Along with borderline hypergraffia, my other literary disorder is -- I'm a compulsive overreader. I'd like to say that I'm trying to get it under control, but I'm clearly not. Check out the archives here to find what I'm reading and what I think of it. If you came here directly through blogger --if your page has no yellow frames and no pretty pic of me in the top left corner -- you may want to visit my main site at, where you can read this blog and much much more.


I'm Trudy Morgan-Cole, a writer from St. John's, Newfoundland, Canada. My books include "The Violent Friendship of Esther Johnson," "Esther: A Story of Courage," and "Deborah and Barak." I'm also a married mom of two, a teacher in an adult-ed program, and a Christian of the Seventh-day Adventist kind. I blog about writing, reading, parenting, teaching, spirituality, and shiny things that catch my eye.

Sunday, December 31, 2006

Whitethorn Woods, by Maeve Binchy

Now I know there are some literary types who look down their noses at Maeve Binchy (of course, they'd look even farther down their noses at the "inspirational romance" category I've been reading, so that's OK). However, I have to say I thoroughly enjoy a good Maeve; she's always readable, has an unerring eye and ear for human behavior and dialogue, and is witty and insightful. Some of her earlier novels, such as Echoes and Circle of Friends, are enduring favourites of mine.

The really good thing with a Maeve Binchy novel is that you know what you're getting. No unexpected twists and turns; a straightforward ride through a good story with engaging characters and a heartwarming ending. I rarely miss one of her books.

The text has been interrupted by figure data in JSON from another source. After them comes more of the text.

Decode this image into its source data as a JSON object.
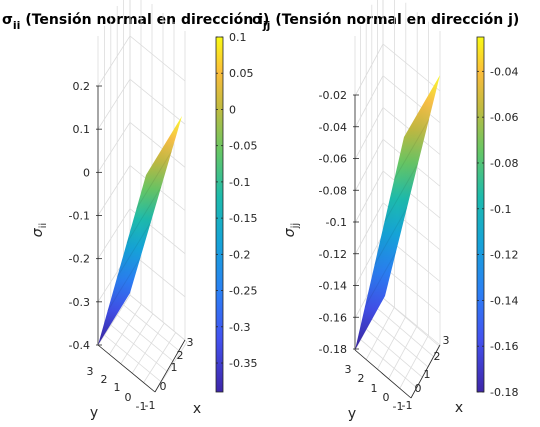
{
  "chart_data": [
    {
      "type": "surface",
      "title": {
        "symbol": "σ",
        "subscript": "ii",
        "text": " (Tensión normal en dirección i)"
      },
      "xlabel": "x",
      "ylabel": "y",
      "zlabel": {
        "symbol": "σ",
        "subscript": "ii"
      },
      "x_ticks": [
        "-1",
        "0",
        "1",
        "2",
        "3"
      ],
      "y_ticks": [
        "-1",
        "0",
        "1",
        "2",
        "3"
      ],
      "zlim": [
        -0.4,
        0.2
      ],
      "z_ticks": [
        "0.2",
        "0.1",
        "0",
        "-0.1",
        "-0.2",
        "-0.3",
        "-0.4"
      ],
      "surface_range": [
        -0.39,
        0.11
      ],
      "colorbar": {
        "min": -0.39,
        "max": 0.1,
        "ticks": [
          "0.1",
          "0.05",
          "0",
          "-0.05",
          "-0.1",
          "-0.15",
          "-0.2",
          "-0.25",
          "-0.3",
          "-0.35"
        ],
        "tick_values": [
          0.1,
          0.05,
          0,
          -0.05,
          -0.1,
          -0.15,
          -0.2,
          -0.25,
          -0.3,
          -0.35
        ]
      },
      "colormap": "parula",
      "grid": true
    },
    {
      "type": "surface",
      "title": {
        "symbol": "σ",
        "subscript": "jj",
        "text": " (Tensión normal en dirección j)"
      },
      "xlabel": "x",
      "ylabel": "y",
      "zlabel": {
        "symbol": "σ",
        "subscript": "jj"
      },
      "x_ticks": [
        "-1",
        "0",
        "1",
        "2",
        "3"
      ],
      "y_ticks": [
        "-1",
        "0",
        "1",
        "2",
        "3"
      ],
      "zlim": [
        -0.18,
        -0.02
      ],
      "z_ticks": [
        "-0.02",
        "-0.04",
        "-0.06",
        "-0.08",
        "-0.1",
        "-0.12",
        "-0.14",
        "-0.16",
        "-0.18"
      ],
      "surface_range": [
        -0.18,
        -0.025
      ],
      "colorbar": {
        "min": -0.18,
        "max": -0.025,
        "ticks": [
          "-0.04",
          "-0.06",
          "-0.08",
          "-0.1",
          "-0.12",
          "-0.14",
          "-0.16",
          "-0.18"
        ],
        "tick_values": [
          -0.04,
          -0.06,
          -0.08,
          -0.1,
          -0.12,
          -0.14,
          -0.16,
          -0.18
        ]
      },
      "colormap": "parula",
      "grid": true
    }
  ]
}
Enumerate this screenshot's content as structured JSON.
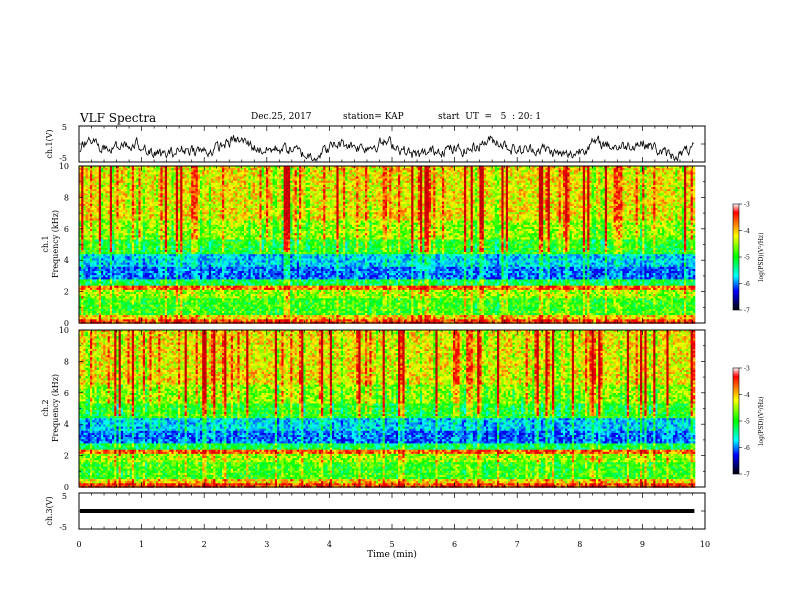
{
  "header": {
    "title": "VLF Spectra",
    "date": "Dec.25, 2017",
    "station": "station= KAP",
    "start": "start  UT  =   5  : 20: 1"
  },
  "chart_data": [
    {
      "type": "line",
      "panel": "ch1-waveform",
      "ylabel": "ch.1(V)",
      "ylim": [
        -5,
        5
      ],
      "yticks": [
        "5",
        "-5"
      ],
      "xlim": [
        0,
        10
      ],
      "color": "#000000"
    },
    {
      "type": "heatmap",
      "panel": "ch1-spectrogram",
      "ylabel_line1": "ch.1",
      "ylabel_line2": "Frequency (kHz)",
      "ylim": [
        0,
        10
      ],
      "yticks": [
        "0",
        "2",
        "4",
        "6",
        "8",
        "10"
      ],
      "xlim": [
        0,
        9.83
      ],
      "colorbar": {
        "label": "log(PSD)(V²/Hz)",
        "range": [
          -7,
          -3
        ],
        "ticks": [
          "-3",
          "-4",
          "-5",
          "-6",
          "-7"
        ]
      }
    },
    {
      "type": "heatmap",
      "panel": "ch2-spectrogram",
      "ylabel_line1": "ch.2",
      "ylabel_line2": "Frequency (kHz)",
      "ylim": [
        0,
        10
      ],
      "yticks": [
        "0",
        "2",
        "4",
        "6",
        "8",
        "10"
      ],
      "xlim": [
        0,
        9.83
      ],
      "colorbar": {
        "label": "log(PSD)(V²/Hz)",
        "range": [
          -7,
          -3
        ],
        "ticks": [
          "-3",
          "-4",
          "-5",
          "-6",
          "-7"
        ]
      }
    },
    {
      "type": "line",
      "panel": "ch3-waveform",
      "ylabel": "ch.3(V)",
      "ylim": [
        -5,
        5
      ],
      "yticks": [
        "5",
        "-5"
      ],
      "x": [
        0,
        9.83
      ],
      "y": [
        0,
        0
      ],
      "xlim": [
        0,
        10
      ],
      "color": "#000000"
    }
  ],
  "xaxis": {
    "label": "Time (min)",
    "ticks": [
      "0",
      "1",
      "2",
      "3",
      "4",
      "5",
      "6",
      "7",
      "8",
      "9",
      "10"
    ]
  }
}
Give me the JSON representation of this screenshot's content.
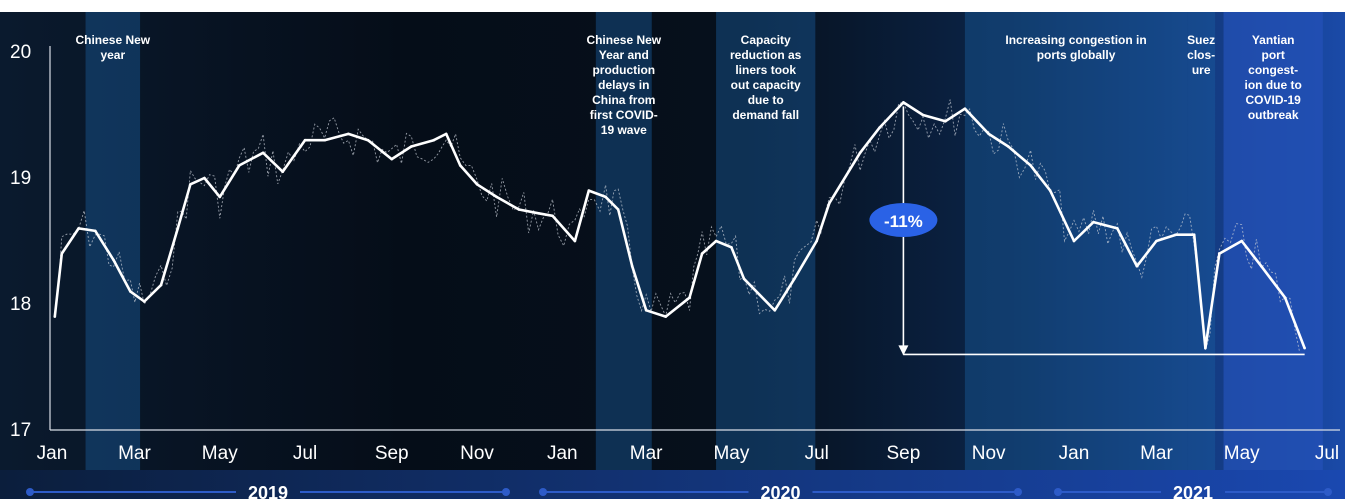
{
  "chart_data": {
    "type": "line",
    "title": "",
    "xlabel": "",
    "ylabel": "",
    "ylim": [
      17,
      20
    ],
    "yticks": [
      "17",
      "18",
      "19",
      "20"
    ],
    "x_ticks": [
      "Jan",
      "Mar",
      "May",
      "Jul",
      "Sep",
      "Nov",
      "Jan",
      "Mar",
      "May",
      "Jul",
      "Sep",
      "Nov",
      "Jan",
      "Mar",
      "May",
      "Jul"
    ],
    "years": [
      "2019",
      "2020",
      "2021"
    ],
    "series": [
      {
        "style": "smoothed (solid white)",
        "points": [
          [
            "2019-01-03",
            17.9
          ],
          [
            "2019-01-08",
            18.4
          ],
          [
            "2019-01-20",
            18.6
          ],
          [
            "2019-02-01",
            18.58
          ],
          [
            "2019-02-14",
            18.35
          ],
          [
            "2019-02-26",
            18.1
          ],
          [
            "2019-03-08",
            18.02
          ],
          [
            "2019-03-20",
            18.15
          ],
          [
            "2019-04-01",
            18.6
          ],
          [
            "2019-04-10",
            18.95
          ],
          [
            "2019-04-20",
            19.0
          ],
          [
            "2019-05-01",
            18.85
          ],
          [
            "2019-05-15",
            19.1
          ],
          [
            "2019-06-01",
            19.2
          ],
          [
            "2019-06-15",
            19.05
          ],
          [
            "2019-07-01",
            19.3
          ],
          [
            "2019-07-15",
            19.3
          ],
          [
            "2019-08-01",
            19.35
          ],
          [
            "2019-08-15",
            19.3
          ],
          [
            "2019-09-01",
            19.15
          ],
          [
            "2019-09-15",
            19.25
          ],
          [
            "2019-10-01",
            19.3
          ],
          [
            "2019-10-10",
            19.35
          ],
          [
            "2019-10-20",
            19.1
          ],
          [
            "2019-11-01",
            18.95
          ],
          [
            "2019-11-15",
            18.85
          ],
          [
            "2019-12-01",
            18.75
          ],
          [
            "2019-12-15",
            18.72
          ],
          [
            "2019-12-25",
            18.7
          ],
          [
            "2020-01-10",
            18.5
          ],
          [
            "2020-01-20",
            18.9
          ],
          [
            "2020-02-01",
            18.85
          ],
          [
            "2020-02-10",
            18.75
          ],
          [
            "2020-02-20",
            18.3
          ],
          [
            "2020-03-01",
            17.95
          ],
          [
            "2020-03-15",
            17.9
          ],
          [
            "2020-04-01",
            18.05
          ],
          [
            "2020-04-10",
            18.4
          ],
          [
            "2020-04-20",
            18.5
          ],
          [
            "2020-05-01",
            18.45
          ],
          [
            "2020-05-10",
            18.2
          ],
          [
            "2020-06-01",
            17.95
          ],
          [
            "2020-06-15",
            18.2
          ],
          [
            "2020-07-01",
            18.5
          ],
          [
            "2020-07-10",
            18.8
          ],
          [
            "2020-08-01",
            19.2
          ],
          [
            "2020-08-15",
            19.4
          ],
          [
            "2020-09-01",
            19.6
          ],
          [
            "2020-09-15",
            19.5
          ],
          [
            "2020-10-01",
            19.45
          ],
          [
            "2020-10-15",
            19.55
          ],
          [
            "2020-11-01",
            19.35
          ],
          [
            "2020-11-15",
            19.25
          ],
          [
            "2020-12-01",
            19.1
          ],
          [
            "2020-12-15",
            18.9
          ],
          [
            "2021-01-01",
            18.5
          ],
          [
            "2021-01-15",
            18.65
          ],
          [
            "2021-02-01",
            18.6
          ],
          [
            "2021-02-15",
            18.3
          ],
          [
            "2021-03-01",
            18.5
          ],
          [
            "2021-03-15",
            18.55
          ],
          [
            "2021-03-28",
            18.55
          ],
          [
            "2021-04-05",
            17.65
          ],
          [
            "2021-04-15",
            18.4
          ],
          [
            "2021-05-01",
            18.5
          ],
          [
            "2021-05-15",
            18.3
          ],
          [
            "2021-06-01",
            18.05
          ],
          [
            "2021-06-15",
            17.65
          ]
        ]
      }
    ],
    "shaded_periods": [
      {
        "start": "2019-01-25",
        "end": "2019-03-05",
        "label": "Chinese New year"
      },
      {
        "start": "2020-01-25",
        "end": "2020-03-05",
        "label": "Chinese New Year and production delays in China from first COVID-19 wave"
      },
      {
        "start": "2020-04-20",
        "end": "2020-06-30",
        "label": "Capacity reduction as liners took out capacity due to demand fall"
      },
      {
        "start": "2020-10-15",
        "end": "2021-03-23",
        "label": "Increasing congestion in ports globally"
      },
      {
        "start": "2021-03-23",
        "end": "2021-04-12",
        "label": "Suez clos- ure"
      },
      {
        "start": "2021-04-18",
        "end": "2021-06-28",
        "label": "Yantian port congest- ion due to COVID-19 outbreak"
      }
    ],
    "annotation": {
      "label": "-11%",
      "from": [
        "2020-09-01",
        19.6
      ],
      "to": [
        "2021-06-15",
        17.6
      ]
    }
  },
  "colors": {
    "background_dark": "#06101c",
    "band_fill": "#1a5fa3",
    "band_right": "#2452b8",
    "line": "#ffffff",
    "badge": "#2a62e6",
    "year_axis": "#2d5bc8"
  }
}
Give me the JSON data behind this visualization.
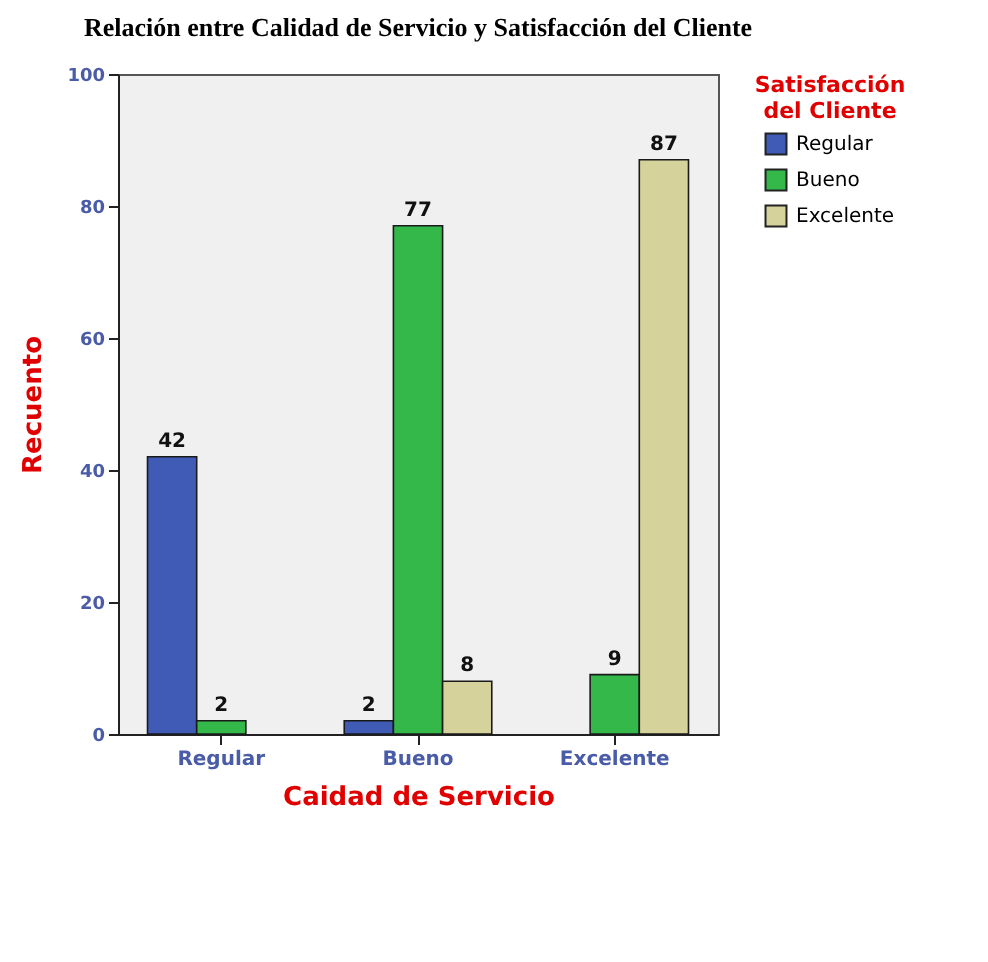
{
  "chart_data": {
    "type": "bar",
    "title": "Relación entre Calidad de Servicio y Satisfacción del Cliente",
    "xlabel": "Caidad de Servicio",
    "ylabel": "Recuento",
    "legend_title": "Satisfacción del Cliente",
    "categories": [
      "Regular",
      "Bueno",
      "Excelente"
    ],
    "series": [
      {
        "name": "Regular",
        "color": "#3f5bb5",
        "values": [
          42,
          2,
          null
        ]
      },
      {
        "name": "Bueno",
        "color": "#35b84a",
        "values": [
          2,
          77,
          9
        ]
      },
      {
        "name": "Excelente",
        "color": "#d5d29b",
        "values": [
          null,
          8,
          87
        ]
      }
    ],
    "ylim": [
      0,
      100
    ],
    "yticks": [
      0,
      20,
      40,
      60,
      80,
      100
    ],
    "data_labels": true,
    "legend": "top right"
  }
}
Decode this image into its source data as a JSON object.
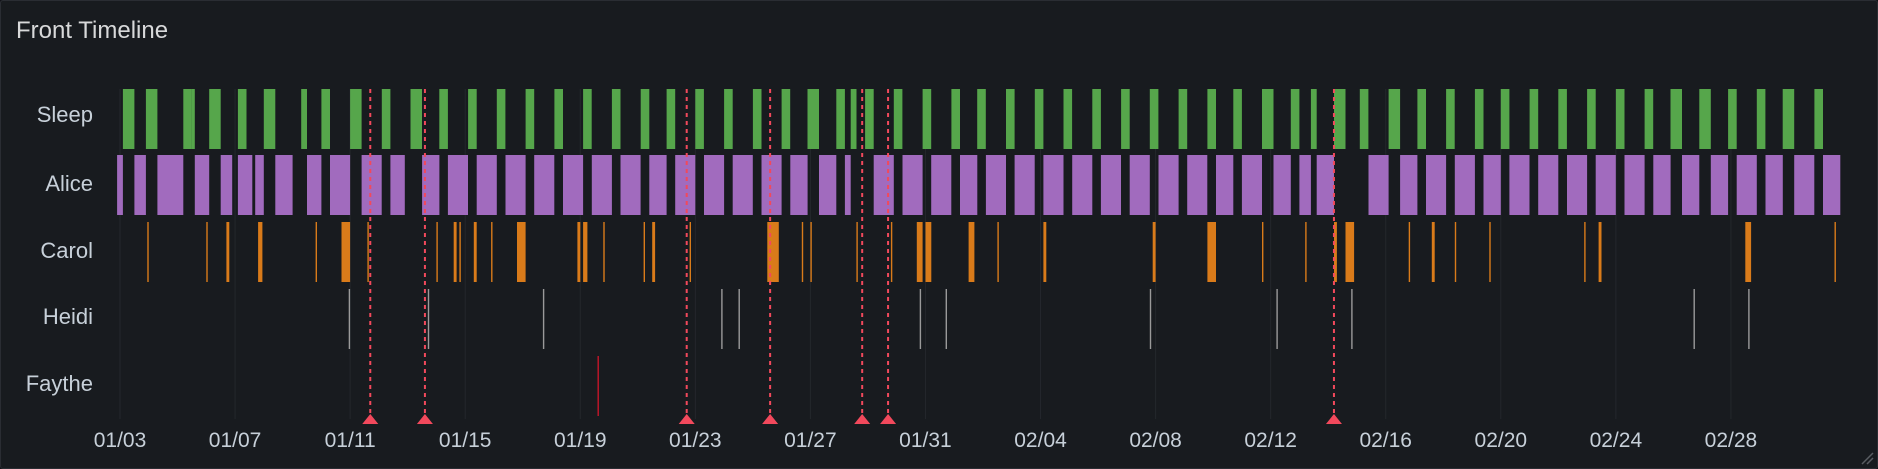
{
  "panel": {
    "title": "Front Timeline"
  },
  "chart_data": {
    "type": "timeline",
    "title": "Front Timeline",
    "rows": [
      "Sleep",
      "Alice",
      "Carol",
      "Heidi",
      "Faythe"
    ],
    "x_ticks": [
      "01/03",
      "01/07",
      "01/11",
      "01/15",
      "01/19",
      "01/23",
      "01/27",
      "01/31",
      "02/04",
      "02/08",
      "02/12",
      "02/16",
      "02/20",
      "02/24",
      "02/28"
    ],
    "x_range_days": [
      0,
      60
    ],
    "x_start_label": "01/03",
    "colors": {
      "Sleep": "#56a64b",
      "Alice": "#a16bbe",
      "Carol": "#d97b1a",
      "Heidi": "#9a9a9a",
      "Faythe": "#c4162a",
      "annotation": "#f2495c"
    },
    "annotations_days": [
      8.7,
      10.6,
      19.7,
      22.6,
      25.8,
      26.7,
      42.2
    ],
    "segments": {
      "Sleep": [
        [
          0.1,
          0.5
        ],
        [
          0.9,
          1.3
        ],
        [
          2.2,
          2.5
        ],
        [
          2.5,
          2.6
        ],
        [
          3.1,
          3.5
        ],
        [
          4.1,
          4.4
        ],
        [
          5.0,
          5.4
        ],
        [
          6.3,
          6.5
        ],
        [
          7.0,
          7.3
        ],
        [
          8.0,
          8.4
        ],
        [
          9.1,
          9.4
        ],
        [
          10.1,
          10.5
        ],
        [
          11.1,
          11.4
        ],
        [
          12.1,
          12.4
        ],
        [
          13.1,
          13.4
        ],
        [
          14.1,
          14.4
        ],
        [
          15.1,
          15.4
        ],
        [
          16.1,
          16.4
        ],
        [
          17.1,
          17.4
        ],
        [
          18.1,
          18.4
        ],
        [
          19.0,
          19.3
        ],
        [
          20.0,
          20.3
        ],
        [
          21.0,
          21.3
        ],
        [
          22.0,
          22.3
        ],
        [
          23.0,
          23.3
        ],
        [
          23.9,
          24.3
        ],
        [
          24.9,
          25.2
        ],
        [
          25.4,
          25.6
        ],
        [
          25.9,
          26.2
        ],
        [
          26.9,
          27.2
        ],
        [
          27.9,
          28.2
        ],
        [
          28.9,
          29.2
        ],
        [
          29.8,
          30.1
        ],
        [
          30.8,
          31.1
        ],
        [
          31.8,
          32.1
        ],
        [
          32.8,
          33.1
        ],
        [
          33.8,
          34.1
        ],
        [
          34.8,
          35.1
        ],
        [
          35.8,
          36.1
        ],
        [
          36.8,
          37.1
        ],
        [
          37.8,
          38.1
        ],
        [
          38.7,
          39.0
        ],
        [
          39.7,
          40.1
        ],
        [
          40.7,
          41.0
        ],
        [
          41.4,
          41.6
        ],
        [
          42.2,
          42.6
        ],
        [
          43.1,
          43.4
        ],
        [
          44.1,
          44.5
        ],
        [
          45.1,
          45.4
        ],
        [
          46.1,
          46.4
        ],
        [
          47.1,
          47.4
        ],
        [
          48.0,
          48.3
        ],
        [
          49.0,
          49.3
        ],
        [
          50.0,
          50.3
        ],
        [
          51.0,
          51.3
        ],
        [
          52.0,
          52.3
        ],
        [
          53.0,
          53.3
        ],
        [
          53.9,
          54.3
        ],
        [
          54.9,
          55.3
        ],
        [
          55.9,
          56.2
        ],
        [
          56.9,
          57.2
        ],
        [
          57.8,
          58.2
        ],
        [
          58.9,
          59.2
        ]
      ],
      "Alice": [
        [
          -0.1,
          0.1
        ],
        [
          0.5,
          0.9
        ],
        [
          1.3,
          2.2
        ],
        [
          2.6,
          3.1
        ],
        [
          3.5,
          3.9
        ],
        [
          4.1,
          4.6
        ],
        [
          4.7,
          5.0
        ],
        [
          5.4,
          6.0
        ],
        [
          6.5,
          7.0
        ],
        [
          7.3,
          8.0
        ],
        [
          8.4,
          9.1
        ],
        [
          9.4,
          9.9
        ],
        [
          10.5,
          11.1
        ],
        [
          11.4,
          12.1
        ],
        [
          12.4,
          13.1
        ],
        [
          13.4,
          14.1
        ],
        [
          14.4,
          15.1
        ],
        [
          15.4,
          16.1
        ],
        [
          16.4,
          17.1
        ],
        [
          17.4,
          18.1
        ],
        [
          18.4,
          19.0
        ],
        [
          19.3,
          20.0
        ],
        [
          20.3,
          21.0
        ],
        [
          21.3,
          22.0
        ],
        [
          22.3,
          23.0
        ],
        [
          23.3,
          23.9
        ],
        [
          24.3,
          24.9
        ],
        [
          25.2,
          25.4
        ],
        [
          26.2,
          26.9
        ],
        [
          27.2,
          27.9
        ],
        [
          28.2,
          28.9
        ],
        [
          29.2,
          29.8
        ],
        [
          30.1,
          30.8
        ],
        [
          31.1,
          31.8
        ],
        [
          32.1,
          32.8
        ],
        [
          33.1,
          33.8
        ],
        [
          34.1,
          34.8
        ],
        [
          35.1,
          35.8
        ],
        [
          36.1,
          36.8
        ],
        [
          37.1,
          37.8
        ],
        [
          38.1,
          38.7
        ],
        [
          39.0,
          39.7
        ],
        [
          40.1,
          40.7
        ],
        [
          41.0,
          41.4
        ],
        [
          41.6,
          42.2
        ],
        [
          43.4,
          44.1
        ],
        [
          44.5,
          45.1
        ],
        [
          45.4,
          46.1
        ],
        [
          46.4,
          47.1
        ],
        [
          47.4,
          48.0
        ],
        [
          48.3,
          49.0
        ],
        [
          49.3,
          50.0
        ],
        [
          50.3,
          51.0
        ],
        [
          51.3,
          52.0
        ],
        [
          52.3,
          53.0
        ],
        [
          53.3,
          53.9
        ],
        [
          54.3,
          54.9
        ],
        [
          55.3,
          55.9
        ],
        [
          56.2,
          56.9
        ],
        [
          57.2,
          57.8
        ],
        [
          58.2,
          58.9
        ],
        [
          59.2,
          59.8
        ]
      ],
      "Carol": [
        [
          0.95,
          1.0
        ],
        [
          3.0,
          3.05
        ],
        [
          3.7,
          3.8
        ],
        [
          4.8,
          4.95
        ],
        [
          6.8,
          6.85
        ],
        [
          7.7,
          8.0
        ],
        [
          8.6,
          8.65
        ],
        [
          11.0,
          11.05
        ],
        [
          11.6,
          11.7
        ],
        [
          11.8,
          11.85
        ],
        [
          12.3,
          12.4
        ],
        [
          12.9,
          12.95
        ],
        [
          13.8,
          14.1
        ],
        [
          15.9,
          16.0
        ],
        [
          16.1,
          16.25
        ],
        [
          16.8,
          16.85
        ],
        [
          18.2,
          18.25
        ],
        [
          18.5,
          18.6
        ],
        [
          19.8,
          19.85
        ],
        [
          22.5,
          22.9
        ],
        [
          23.7,
          23.75
        ],
        [
          24.0,
          24.05
        ],
        [
          25.6,
          25.65
        ],
        [
          26.8,
          26.85
        ],
        [
          27.7,
          27.9
        ],
        [
          28.0,
          28.2
        ],
        [
          29.5,
          29.7
        ],
        [
          30.5,
          30.55
        ],
        [
          32.1,
          32.2
        ],
        [
          35.9,
          36.0
        ],
        [
          37.8,
          38.1
        ],
        [
          39.7,
          39.75
        ],
        [
          41.2,
          41.25
        ],
        [
          42.2,
          42.3
        ],
        [
          42.6,
          42.9
        ],
        [
          44.8,
          44.85
        ],
        [
          45.6,
          45.7
        ],
        [
          46.4,
          46.45
        ],
        [
          47.6,
          47.65
        ],
        [
          50.9,
          50.95
        ],
        [
          51.4,
          51.5
        ],
        [
          56.5,
          56.7
        ],
        [
          59.6,
          59.65
        ]
      ],
      "Heidi": [
        [
          7.95,
          8.0
        ],
        [
          10.7,
          10.75
        ],
        [
          14.7,
          14.75
        ],
        [
          20.9,
          20.95
        ],
        [
          21.5,
          21.55
        ],
        [
          27.8,
          27.85
        ],
        [
          28.7,
          28.75
        ],
        [
          35.8,
          35.85
        ],
        [
          40.2,
          40.25
        ],
        [
          42.8,
          42.85
        ],
        [
          54.7,
          54.75
        ],
        [
          56.6,
          56.65
        ]
      ],
      "Faythe": [
        [
          16.6,
          16.65
        ]
      ]
    }
  }
}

But ... here's the problem. The last few Maeve Binchies I've picked up have not been novels, even though they've been packaged to look like novels. Whitethorn Woods, whatever its pleasures (and they are many) is clearly not a novel. It is a collection of loosely linked short stories, the link being a common place (a shrine to St. Anne at a place called Whitethorn Woods). The connections between characters and stories are tenuous, but once I was willing to drop the expectation that I was getting a novel and read them as short stories I thoroughly enjoyed them. They are good, thought-provoking, heartwarming and insightful stories set in modern-day Ireland. But what I would enjoy even more would be a good thick Maeve Binchy novel in the style of Circle of Friends, where I would get attached to a small group of characters in the beginning and follow their fate over a period of months and years, rather than jumping off to get to know new people all the time.

Maeve, tell me you haven't stopped writing novels! Give me something to look forward to!


Blogger Mimi said...

Maeve can either be good or bad, and I also don't like this collection of short story thing she's been doing.